In 1302 Cecco had to sell off his vineyard to one Neri Perini del Popolo di Sant'Andrea for seven-hundred lire, and this is the last information that is available from Angiolieri's lifetime.
From a later document we know that five of his children renounced their inheritance because the estate was too far in debt. It is therefore possible to assume that Cecco Angiolieri died in Siena around 1310, perhaps between 1312 and the beginning of 1313.

Works

There are about 110 sonnets attributed to Angiolieri, which pick up the goliardic tradition and the tradition of poesia giocosa, and which, using colorful and realistic expressions, were impudent and light-heartedly blasphemous.
One of Angioleri's better-known poems is his sonnet S'ì fosse foco, arderei 'l mondo, which expresses his misanthropy as well as his passion for living, and was set to music in 1968 by popular singer-songwriter Fabrizio de André.

Criticism

The most recent criticism holds that it is not correct to search for autobiographical references in his compositions, given the strangely literary character of his poems.
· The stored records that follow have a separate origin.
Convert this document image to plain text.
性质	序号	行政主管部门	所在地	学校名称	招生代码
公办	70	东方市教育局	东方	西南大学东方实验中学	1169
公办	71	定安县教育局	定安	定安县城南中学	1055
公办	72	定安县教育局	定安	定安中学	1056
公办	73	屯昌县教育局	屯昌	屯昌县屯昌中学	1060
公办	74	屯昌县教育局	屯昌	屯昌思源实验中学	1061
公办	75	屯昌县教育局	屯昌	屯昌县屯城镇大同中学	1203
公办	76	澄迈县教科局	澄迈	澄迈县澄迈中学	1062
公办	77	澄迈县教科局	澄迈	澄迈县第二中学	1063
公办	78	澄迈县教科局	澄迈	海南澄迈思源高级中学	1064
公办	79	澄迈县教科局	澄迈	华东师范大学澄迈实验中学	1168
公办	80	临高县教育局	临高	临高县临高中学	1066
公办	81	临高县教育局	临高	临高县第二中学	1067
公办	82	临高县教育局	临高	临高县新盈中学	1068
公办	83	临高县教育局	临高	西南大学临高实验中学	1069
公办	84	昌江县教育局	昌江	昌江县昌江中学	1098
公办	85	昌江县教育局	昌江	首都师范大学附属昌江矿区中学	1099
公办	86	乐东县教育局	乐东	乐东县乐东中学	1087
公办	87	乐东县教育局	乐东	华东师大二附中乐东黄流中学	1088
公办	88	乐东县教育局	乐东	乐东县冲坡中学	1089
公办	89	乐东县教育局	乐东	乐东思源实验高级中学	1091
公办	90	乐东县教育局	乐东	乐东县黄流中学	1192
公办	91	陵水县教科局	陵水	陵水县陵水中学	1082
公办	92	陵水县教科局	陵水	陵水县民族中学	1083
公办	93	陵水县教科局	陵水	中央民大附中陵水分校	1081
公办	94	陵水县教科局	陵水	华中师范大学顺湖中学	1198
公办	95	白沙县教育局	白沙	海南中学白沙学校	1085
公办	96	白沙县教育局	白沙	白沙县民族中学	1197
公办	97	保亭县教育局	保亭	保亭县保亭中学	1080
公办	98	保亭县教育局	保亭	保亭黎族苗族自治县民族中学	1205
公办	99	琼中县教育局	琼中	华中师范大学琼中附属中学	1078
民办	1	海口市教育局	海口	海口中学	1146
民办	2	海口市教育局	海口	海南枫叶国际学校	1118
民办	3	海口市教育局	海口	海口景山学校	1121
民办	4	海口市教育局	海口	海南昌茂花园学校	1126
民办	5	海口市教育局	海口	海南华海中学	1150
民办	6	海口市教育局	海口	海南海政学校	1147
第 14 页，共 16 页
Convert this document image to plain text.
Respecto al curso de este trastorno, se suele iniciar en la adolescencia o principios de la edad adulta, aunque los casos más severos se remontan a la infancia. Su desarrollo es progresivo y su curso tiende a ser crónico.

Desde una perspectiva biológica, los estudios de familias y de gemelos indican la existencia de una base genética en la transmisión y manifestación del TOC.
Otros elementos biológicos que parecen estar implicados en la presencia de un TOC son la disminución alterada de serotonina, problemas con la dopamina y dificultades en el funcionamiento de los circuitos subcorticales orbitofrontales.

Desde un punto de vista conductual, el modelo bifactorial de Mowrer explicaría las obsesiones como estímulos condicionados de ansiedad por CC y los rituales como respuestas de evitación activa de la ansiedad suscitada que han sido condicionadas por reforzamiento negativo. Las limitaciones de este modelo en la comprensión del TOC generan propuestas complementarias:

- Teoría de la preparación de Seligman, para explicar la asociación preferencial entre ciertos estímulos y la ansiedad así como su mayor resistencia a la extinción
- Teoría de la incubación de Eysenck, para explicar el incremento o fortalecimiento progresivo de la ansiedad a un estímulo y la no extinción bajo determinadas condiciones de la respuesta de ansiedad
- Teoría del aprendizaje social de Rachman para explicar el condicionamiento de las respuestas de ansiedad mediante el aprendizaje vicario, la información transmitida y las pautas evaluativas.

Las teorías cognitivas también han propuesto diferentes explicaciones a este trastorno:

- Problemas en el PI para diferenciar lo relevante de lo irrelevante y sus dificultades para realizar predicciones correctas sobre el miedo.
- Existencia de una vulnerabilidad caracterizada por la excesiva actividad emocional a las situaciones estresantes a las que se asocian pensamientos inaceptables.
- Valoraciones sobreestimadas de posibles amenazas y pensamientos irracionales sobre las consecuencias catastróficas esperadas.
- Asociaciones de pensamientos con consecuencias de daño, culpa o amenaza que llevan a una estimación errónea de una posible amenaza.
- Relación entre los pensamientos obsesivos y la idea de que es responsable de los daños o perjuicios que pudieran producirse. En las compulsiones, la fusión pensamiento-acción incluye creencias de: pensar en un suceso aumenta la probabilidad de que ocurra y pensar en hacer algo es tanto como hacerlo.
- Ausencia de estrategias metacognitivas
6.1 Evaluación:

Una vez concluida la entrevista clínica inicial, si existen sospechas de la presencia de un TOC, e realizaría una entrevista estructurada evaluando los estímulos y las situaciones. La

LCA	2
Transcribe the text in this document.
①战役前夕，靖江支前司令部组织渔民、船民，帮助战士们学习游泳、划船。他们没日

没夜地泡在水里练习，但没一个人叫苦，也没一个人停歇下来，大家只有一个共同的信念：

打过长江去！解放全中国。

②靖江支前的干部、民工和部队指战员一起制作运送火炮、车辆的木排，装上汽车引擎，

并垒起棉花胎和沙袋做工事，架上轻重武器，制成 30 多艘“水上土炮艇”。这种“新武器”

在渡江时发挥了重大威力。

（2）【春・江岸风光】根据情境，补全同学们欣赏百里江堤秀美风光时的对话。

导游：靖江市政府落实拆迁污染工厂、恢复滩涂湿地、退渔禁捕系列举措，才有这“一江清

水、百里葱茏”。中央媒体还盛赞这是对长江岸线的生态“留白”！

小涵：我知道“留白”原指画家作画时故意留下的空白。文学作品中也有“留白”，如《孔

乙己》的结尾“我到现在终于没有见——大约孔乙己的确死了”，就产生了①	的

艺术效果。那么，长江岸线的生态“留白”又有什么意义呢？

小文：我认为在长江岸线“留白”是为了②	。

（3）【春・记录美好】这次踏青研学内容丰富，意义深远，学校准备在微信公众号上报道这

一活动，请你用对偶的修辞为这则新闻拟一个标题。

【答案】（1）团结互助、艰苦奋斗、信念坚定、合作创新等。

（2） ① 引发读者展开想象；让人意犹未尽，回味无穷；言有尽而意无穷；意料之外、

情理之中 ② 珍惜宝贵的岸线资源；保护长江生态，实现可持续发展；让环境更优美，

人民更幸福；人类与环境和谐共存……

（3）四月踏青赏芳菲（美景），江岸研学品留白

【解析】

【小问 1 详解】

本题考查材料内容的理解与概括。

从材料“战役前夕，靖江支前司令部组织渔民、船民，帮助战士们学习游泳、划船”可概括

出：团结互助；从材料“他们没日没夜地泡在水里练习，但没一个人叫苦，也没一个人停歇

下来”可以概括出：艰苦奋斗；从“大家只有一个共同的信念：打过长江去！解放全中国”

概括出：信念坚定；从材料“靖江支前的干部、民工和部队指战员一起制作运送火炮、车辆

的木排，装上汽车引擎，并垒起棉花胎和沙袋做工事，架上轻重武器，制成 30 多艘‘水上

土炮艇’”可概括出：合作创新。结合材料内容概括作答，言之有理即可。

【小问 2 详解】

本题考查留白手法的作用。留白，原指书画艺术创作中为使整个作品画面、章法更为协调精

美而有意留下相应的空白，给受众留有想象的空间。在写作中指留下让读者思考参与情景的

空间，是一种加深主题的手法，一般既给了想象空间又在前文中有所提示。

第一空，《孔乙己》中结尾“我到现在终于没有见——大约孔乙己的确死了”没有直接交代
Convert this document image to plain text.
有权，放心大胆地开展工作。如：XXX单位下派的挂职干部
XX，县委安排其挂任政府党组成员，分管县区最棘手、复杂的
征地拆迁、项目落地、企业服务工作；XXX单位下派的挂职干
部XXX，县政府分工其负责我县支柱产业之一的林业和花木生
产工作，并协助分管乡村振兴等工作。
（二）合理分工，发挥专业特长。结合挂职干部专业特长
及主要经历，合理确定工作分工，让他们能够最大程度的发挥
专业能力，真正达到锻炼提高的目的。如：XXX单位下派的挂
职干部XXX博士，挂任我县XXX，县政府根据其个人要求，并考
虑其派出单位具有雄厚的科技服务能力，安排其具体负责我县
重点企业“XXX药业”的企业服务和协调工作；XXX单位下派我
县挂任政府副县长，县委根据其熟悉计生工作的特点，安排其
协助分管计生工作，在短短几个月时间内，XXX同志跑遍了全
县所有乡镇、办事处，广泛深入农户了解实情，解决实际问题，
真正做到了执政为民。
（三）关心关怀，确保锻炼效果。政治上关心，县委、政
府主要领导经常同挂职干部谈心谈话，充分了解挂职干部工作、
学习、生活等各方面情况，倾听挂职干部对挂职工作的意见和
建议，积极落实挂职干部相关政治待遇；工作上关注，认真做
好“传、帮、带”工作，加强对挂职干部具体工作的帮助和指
Even in those poems which seem most personal we find a taste for parody and caricature, and stylistic exaggeration, in which emotions and passions are the pretext for linguistic games. In these extreme expressions there is an enjoyment of impressing the reader, and the rejection of the ideals of courtly life and of the dolce stil novo. We are faced with a refined man of letters who knows well how to calculate his effects.